AQUAPONIC TILAPIA/CUCUMBER PRODUCTION VARYING PLANT DENSITY AND SUBSTRATE  

Mollie R. Smith*, Daniel Wells, Terry Hanson, Jesse Chappell, David Blersch
 
 E.W. Shell Fisheries Center, Auburn University, Auburn, AL 36849
 mrs0018@auburn.edu  

Cucumbers (Socrates variety) are a popular hydroponic/aquaponic greenhouse vegetable, especially where production space is at a premium.  By planting more plants per square foot, growers could potentially double production within the same footprint. Also, the standard substrate for cucumbers production in Dutch buckets has been perlite, an expensive obsidian rock product.
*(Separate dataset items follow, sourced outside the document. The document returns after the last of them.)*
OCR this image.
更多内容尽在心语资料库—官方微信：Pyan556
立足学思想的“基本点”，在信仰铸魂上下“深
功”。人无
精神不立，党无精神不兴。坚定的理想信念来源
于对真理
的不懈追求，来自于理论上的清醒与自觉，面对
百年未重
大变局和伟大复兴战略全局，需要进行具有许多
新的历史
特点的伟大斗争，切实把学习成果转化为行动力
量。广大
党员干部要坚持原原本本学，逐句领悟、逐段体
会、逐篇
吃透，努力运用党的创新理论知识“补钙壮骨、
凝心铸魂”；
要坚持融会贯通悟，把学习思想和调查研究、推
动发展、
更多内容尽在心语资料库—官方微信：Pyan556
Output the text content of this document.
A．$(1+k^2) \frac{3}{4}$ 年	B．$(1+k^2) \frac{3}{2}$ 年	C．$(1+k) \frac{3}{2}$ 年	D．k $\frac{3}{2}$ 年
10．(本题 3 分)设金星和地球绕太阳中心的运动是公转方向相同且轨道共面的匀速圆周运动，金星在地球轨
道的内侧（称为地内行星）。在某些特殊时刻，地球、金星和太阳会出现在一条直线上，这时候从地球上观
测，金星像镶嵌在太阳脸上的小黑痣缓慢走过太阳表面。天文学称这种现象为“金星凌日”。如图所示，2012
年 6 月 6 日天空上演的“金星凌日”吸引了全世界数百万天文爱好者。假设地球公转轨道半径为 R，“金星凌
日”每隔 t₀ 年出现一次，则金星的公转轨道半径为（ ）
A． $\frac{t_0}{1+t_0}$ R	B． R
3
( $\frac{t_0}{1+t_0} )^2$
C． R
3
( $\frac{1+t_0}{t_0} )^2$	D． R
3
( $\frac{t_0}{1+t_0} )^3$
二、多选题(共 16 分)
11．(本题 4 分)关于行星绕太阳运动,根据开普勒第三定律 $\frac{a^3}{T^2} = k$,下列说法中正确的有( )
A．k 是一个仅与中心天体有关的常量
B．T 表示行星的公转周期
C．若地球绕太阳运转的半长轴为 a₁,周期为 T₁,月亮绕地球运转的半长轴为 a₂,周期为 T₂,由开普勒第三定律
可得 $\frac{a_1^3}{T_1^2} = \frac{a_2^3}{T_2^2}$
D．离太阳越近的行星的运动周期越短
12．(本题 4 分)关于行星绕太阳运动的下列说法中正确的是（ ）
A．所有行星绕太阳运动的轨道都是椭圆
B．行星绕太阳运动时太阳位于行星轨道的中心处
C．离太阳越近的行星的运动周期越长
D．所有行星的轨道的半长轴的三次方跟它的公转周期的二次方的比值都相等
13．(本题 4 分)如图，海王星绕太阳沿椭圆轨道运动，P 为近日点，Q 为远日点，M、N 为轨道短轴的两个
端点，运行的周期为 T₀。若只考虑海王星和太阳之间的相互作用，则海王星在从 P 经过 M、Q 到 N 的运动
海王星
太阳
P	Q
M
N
By contrast, pine bark is an inexpensive, abundant and locally available material, at least in the Southeast US. Thus, increasing plant density and substituting pine bark for perlite in the greenhouse production of cucumbers could reduce costs and increase returns.

This project integrated tilapia and cucumber production to supply Auburn University Dining Services with fresh, locally grown products for their student cafeterias.  In mid-October, eight weeks prior to planting cucumbers, one 12' x 88' raceway was stocked in with 11,000 tilapia fingerlings averaging 100g each.  Fish were fed a 40% CP feed until reaching a 150g weight, then protein was reduced 36%.  A total of 3,742 lb of 450g tilapia ($7,484) were harvested from January through August 2016.  Approximately 500 gallons per day of fish effluent was directed to the plant greenhouse cucumber production.

A 36-week density-substrate factorial experiment was conducted with cucumbers in a greenhouse using fish effluent as the sole water-nutrient source. One experimental block included cucumber transplants being planted in Dutch buckets with either pine bark or perlite substrate at a density of one or two plants per bucket with 15 replicates per treatment.  The greenhouse was divided into 5 experimental blocks, each containing a total of 60 spaces or Dutch buckets, broken into 4 equal rows of 15 plants with a randomized placement.  Cucumbers from the central 5 plants of each row were counted and weighed individually. Each experimental block stayed at least 50 days and no experimental block stayed more than 100 days.

After 36 weeks, cucumbers planted at a density of two plants per Dutch bucket had significantly higher total yields than cucumbers planted at a density of one plant per bucket. Total yields from cucumbers planted in pine bark showed no statistical differences from total yields from cucumber plants planted in perlite.